Books: “The House of Yan” by Lan Yan and personal tidbits
Posted By RichC on May 5, 2022
Although I don’t know all that much more than what I read about China, the culture and history intrigues me. After moving to Sidney, Ohio in high school, I felt like a fish out of water since most kids grew up in town and had gone to school with each other their entire life. When it came to “fitting in,” I made a few close friends for the few of years that I lived there and the majority of them were transplants too.
One of them, Charles Matthews, had moved a few times and lived overseas with his family where his father was teaching – previously Japan. I enjoyed the Asian culture that Kamikaze (as we called him) was able to bring from his years out of the country and out of curiosity more than anything, it triggered my reading and discussing Asia culture and politics with him. He was also a devout Socialist or more appropriate .. a political Marxist. Charlie was a little late for the counterculture, but enjoyed wearing a Mao Zedong hat and not fitting in with small town rural American, I figured it all was just being a teenager. But for Charlie, this philosophy continued after high school, college and grad school. Eventually he moved to China for several years, taught English in a city of 9 million people, wrote me regularly, was sick all the time, lost 20-30 pounds and eventually was booted out of the country because he was an American … this after the Tiananmen Square uprising.

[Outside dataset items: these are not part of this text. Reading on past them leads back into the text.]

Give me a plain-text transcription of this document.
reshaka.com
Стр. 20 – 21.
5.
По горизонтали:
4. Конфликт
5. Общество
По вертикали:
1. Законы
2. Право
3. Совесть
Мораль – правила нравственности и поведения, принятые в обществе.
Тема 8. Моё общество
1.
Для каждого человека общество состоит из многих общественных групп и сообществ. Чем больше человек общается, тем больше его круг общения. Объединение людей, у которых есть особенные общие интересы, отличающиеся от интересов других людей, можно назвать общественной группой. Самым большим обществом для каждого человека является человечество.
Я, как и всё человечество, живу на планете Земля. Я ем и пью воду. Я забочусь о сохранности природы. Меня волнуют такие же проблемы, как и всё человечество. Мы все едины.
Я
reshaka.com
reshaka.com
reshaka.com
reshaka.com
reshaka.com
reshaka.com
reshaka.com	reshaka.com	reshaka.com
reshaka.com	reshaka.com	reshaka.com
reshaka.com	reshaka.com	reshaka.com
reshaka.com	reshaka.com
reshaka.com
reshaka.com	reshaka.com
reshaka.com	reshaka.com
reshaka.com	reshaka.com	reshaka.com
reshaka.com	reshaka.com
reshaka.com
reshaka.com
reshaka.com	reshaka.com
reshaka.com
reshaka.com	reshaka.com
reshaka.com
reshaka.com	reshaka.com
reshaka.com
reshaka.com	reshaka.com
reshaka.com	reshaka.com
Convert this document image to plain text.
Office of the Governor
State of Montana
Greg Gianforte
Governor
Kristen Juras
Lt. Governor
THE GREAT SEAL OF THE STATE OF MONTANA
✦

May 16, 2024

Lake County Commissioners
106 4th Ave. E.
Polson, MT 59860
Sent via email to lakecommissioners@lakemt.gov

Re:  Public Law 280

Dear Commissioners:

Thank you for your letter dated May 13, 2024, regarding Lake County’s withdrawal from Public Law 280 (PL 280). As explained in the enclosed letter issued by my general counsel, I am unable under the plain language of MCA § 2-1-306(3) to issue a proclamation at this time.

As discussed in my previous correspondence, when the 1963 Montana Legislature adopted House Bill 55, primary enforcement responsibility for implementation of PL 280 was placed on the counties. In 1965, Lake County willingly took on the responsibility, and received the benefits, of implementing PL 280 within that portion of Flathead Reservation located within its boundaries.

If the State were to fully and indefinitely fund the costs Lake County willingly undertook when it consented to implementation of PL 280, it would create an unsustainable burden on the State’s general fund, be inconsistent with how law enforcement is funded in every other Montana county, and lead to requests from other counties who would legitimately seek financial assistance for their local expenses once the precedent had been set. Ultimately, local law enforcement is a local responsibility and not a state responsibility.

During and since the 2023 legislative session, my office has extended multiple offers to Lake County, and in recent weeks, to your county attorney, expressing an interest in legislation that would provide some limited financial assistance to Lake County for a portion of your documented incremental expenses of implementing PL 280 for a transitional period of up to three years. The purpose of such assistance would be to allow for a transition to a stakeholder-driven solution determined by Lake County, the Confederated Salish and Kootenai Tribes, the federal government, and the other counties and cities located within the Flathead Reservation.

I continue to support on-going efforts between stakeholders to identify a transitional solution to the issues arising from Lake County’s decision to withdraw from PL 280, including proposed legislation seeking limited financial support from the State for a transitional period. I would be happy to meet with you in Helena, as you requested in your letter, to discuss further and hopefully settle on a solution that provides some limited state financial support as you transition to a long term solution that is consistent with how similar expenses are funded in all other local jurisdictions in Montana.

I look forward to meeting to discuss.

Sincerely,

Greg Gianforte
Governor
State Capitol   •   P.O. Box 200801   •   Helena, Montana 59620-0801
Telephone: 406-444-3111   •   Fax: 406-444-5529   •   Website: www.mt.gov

Over the years of correspondence with Charlie … as well as having a bit of personal curiosity … I continued to read and pay attentions to SE Asia … China, Japan and Korea … and study 20th century history that influenced this populated area of the world (mostly World War II, Korean War [my dad] and Vietnam War history). So when this book recommendation arrived via WSJ+, I decided to start reading it.
“The House of Yan” is by entrepreneur Lan Yan and she traces her family’s history through early 20th Century to present day.
The history of the Yan family is inseparable from the history of China over the last century. One of the most influential businesswomen of China today, Lan Yan grew up in the company of the country’s powerful elite, including Zhou Enlai, Deng Xiaoping, and other top leaders.
Her grandfather, Yan Baohang, originally a nationalist and ally of Chiang Kai-shek, later joined the communists and worked as a spy during World War II, never falling out of favor with Soong May-ling, aka Mrs. Chiang Kai-shek. Lan’s parents were diplomats, and her father, Yan Mingfu, was Mao’s personal Russian translator.
In spite of their elevated status, the Yan’s family life was turned upside down by the Cultural Revolution. One night in 1967, in front of a terrified ten-year-old Lan, Red Guards burst into the family home and arrested her grandfather. Days later, her father was arrested, accused of spying for the Soviet Union. Her mother, Wu Keilang, was branded a counter-revolutionary and forced to go with her daughter to a re-education camp for five years, where Lan came of age as a high school student.
In recounting her family history, Lan Yan brings to life a century of Chinese history from the last emperor to present day, including the Cultural Revolution which tore her childhood apart. The reader obtains a rare glimpse into the mysteries of a system which went off the rails and would decimate a large swathe of the intellectual, economic and political elite country. The little girl who was crushed by the Cultural Revolution has become one of the most active businesswomen in her country.
In telling her and her family’s story, Lan Yan serves up an intimate account of the history of contemporary China.